In [None]:
# Import necessary libraries
import pandas as pd
import matplotlib.pyplot as plt
import seaborn as sns
from IPython.display import display

# Install pyarrow if you haven't already, it's needed to read .parquet files
# You can run this cell once by removing the '#' from the line below
#!pip install pyarrow

# Set plotting style
sns.set_style('whitegrid')
plt.rcParams['figure.figsize'] = (12, 7)

# Phase 1: Problem Understanding and Data Exploration

This notebook serves as the first deliverable for the SWE485 project. The goal of this phase is to define the project's objective, select and explore the datasets that will be used, and outline a plan for data preprocessing.

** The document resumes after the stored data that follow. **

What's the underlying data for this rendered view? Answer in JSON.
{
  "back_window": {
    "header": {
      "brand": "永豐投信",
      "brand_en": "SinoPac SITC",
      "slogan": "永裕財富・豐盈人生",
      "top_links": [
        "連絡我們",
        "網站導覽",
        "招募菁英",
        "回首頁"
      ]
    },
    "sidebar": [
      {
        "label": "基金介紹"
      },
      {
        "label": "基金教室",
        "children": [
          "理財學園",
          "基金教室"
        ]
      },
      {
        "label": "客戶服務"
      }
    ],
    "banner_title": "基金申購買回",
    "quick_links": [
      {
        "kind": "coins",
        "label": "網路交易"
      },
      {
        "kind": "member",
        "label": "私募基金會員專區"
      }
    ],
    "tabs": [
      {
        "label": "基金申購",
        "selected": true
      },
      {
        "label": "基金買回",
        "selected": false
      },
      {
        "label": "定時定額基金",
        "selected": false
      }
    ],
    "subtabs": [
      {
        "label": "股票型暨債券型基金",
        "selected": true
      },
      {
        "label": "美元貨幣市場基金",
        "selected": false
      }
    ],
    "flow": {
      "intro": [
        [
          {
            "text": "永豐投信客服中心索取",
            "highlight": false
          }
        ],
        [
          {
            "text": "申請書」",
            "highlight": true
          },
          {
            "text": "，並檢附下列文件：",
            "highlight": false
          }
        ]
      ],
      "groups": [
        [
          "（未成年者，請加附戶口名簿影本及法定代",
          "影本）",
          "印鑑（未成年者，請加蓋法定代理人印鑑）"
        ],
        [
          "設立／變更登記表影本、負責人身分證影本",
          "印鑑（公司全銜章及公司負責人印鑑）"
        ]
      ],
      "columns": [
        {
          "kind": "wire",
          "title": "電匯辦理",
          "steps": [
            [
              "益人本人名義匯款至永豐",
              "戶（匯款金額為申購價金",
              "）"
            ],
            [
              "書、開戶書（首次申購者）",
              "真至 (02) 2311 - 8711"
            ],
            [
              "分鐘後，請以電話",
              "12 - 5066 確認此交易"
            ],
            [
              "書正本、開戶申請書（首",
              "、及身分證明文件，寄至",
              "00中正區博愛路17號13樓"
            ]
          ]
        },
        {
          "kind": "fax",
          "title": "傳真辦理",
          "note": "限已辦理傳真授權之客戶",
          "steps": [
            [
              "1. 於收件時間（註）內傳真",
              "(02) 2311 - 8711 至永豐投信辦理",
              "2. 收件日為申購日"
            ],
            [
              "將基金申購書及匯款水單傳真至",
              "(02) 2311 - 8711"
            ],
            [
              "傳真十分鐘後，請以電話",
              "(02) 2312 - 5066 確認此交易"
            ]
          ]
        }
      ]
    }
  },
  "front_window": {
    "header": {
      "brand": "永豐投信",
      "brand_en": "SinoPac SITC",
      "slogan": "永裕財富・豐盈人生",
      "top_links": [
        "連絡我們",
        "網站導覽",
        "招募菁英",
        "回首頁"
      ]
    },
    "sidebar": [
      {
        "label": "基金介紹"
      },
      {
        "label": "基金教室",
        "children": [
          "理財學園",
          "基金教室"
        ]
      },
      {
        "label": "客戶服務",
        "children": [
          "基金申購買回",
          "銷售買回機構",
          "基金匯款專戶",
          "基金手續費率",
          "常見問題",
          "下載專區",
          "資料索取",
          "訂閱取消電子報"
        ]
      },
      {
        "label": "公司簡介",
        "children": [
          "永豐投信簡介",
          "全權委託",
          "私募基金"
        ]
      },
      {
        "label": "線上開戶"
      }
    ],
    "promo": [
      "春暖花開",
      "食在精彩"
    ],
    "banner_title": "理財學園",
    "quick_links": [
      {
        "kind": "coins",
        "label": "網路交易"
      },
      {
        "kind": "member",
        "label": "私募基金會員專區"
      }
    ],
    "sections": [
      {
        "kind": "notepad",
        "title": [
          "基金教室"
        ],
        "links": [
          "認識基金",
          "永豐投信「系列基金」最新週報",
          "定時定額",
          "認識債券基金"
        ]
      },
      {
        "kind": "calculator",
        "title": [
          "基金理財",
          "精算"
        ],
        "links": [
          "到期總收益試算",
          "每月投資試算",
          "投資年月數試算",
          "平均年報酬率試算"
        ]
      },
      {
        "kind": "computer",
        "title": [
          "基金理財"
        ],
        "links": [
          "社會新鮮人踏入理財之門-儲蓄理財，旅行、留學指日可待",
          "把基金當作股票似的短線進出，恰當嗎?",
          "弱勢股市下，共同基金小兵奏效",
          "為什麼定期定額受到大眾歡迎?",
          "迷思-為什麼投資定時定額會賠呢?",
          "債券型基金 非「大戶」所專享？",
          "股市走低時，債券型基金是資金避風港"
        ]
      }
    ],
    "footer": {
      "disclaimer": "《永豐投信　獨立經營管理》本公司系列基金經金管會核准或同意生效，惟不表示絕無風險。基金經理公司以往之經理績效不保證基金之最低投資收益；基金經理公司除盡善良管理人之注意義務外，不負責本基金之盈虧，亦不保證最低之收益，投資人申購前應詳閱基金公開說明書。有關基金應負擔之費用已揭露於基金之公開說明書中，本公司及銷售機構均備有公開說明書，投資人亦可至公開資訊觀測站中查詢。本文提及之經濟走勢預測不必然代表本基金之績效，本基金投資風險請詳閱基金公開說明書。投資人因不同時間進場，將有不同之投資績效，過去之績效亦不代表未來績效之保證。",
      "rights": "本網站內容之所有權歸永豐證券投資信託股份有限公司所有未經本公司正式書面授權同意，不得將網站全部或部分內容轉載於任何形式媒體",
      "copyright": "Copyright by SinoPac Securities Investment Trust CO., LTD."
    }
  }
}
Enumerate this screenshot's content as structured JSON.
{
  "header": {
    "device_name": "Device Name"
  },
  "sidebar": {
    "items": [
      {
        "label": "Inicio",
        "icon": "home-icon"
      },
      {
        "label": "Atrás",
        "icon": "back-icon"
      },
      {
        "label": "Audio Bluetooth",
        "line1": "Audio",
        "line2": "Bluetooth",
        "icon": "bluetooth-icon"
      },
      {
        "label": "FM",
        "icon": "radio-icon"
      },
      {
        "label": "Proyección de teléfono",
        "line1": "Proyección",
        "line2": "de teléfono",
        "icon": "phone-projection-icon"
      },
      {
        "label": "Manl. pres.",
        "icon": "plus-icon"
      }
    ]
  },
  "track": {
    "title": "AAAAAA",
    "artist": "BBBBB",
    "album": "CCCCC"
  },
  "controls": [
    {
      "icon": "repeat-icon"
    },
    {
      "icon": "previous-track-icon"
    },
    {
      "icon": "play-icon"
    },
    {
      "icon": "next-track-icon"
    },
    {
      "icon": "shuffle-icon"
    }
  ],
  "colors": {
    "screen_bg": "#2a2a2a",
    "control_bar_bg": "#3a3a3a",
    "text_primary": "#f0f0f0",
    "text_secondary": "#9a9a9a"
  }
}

## 1. The Dataset Goal & Source

Our project requires a multifaceted understanding of the travel booking domain, from customer behavior to conversational patterns and real-world flight logistics. No single dataset can provide all this information. Therefore, we are adopting a **composite dataset strategy**, using multiple specialized datasets to build a comprehensive foundation for our AI model.

### Our Datasets:

1.  **Customer Booking Behavior Dataset**
    * **Goal:** To understand the patterns and preferences of travelers. This dataset contains 50,000 anonymized booking records, providing crucial insights into how far in advance people book, trip duration, and preferences for ancillary services. This data will be vital for our unsupervised learning model in Phase 3 to identify traveler personas.
    * **Source:** [https://www.kaggle.com/datasets/ememque/customer-booking](https://www.kaggle.com/datasets/ememque/customer-booking)

2.  **Synthetic Airline Passenger and Flight Dataset**
    * **Goal:** To augment our understanding of user behavior with more detailed passenger demographics and flight information. This synthetic dataset includes features like passenger age, income level, and travel purpose, which are essential for building a more personalized recommendation engine.
    * **Source:** [https://www.kaggle.com/datasets/keatonballard/synthetic-airline-passenger-and-flight-data](https://www.kaggle.com/datasets/keatonballard/synthetic-airline-passenger-and-flight-data)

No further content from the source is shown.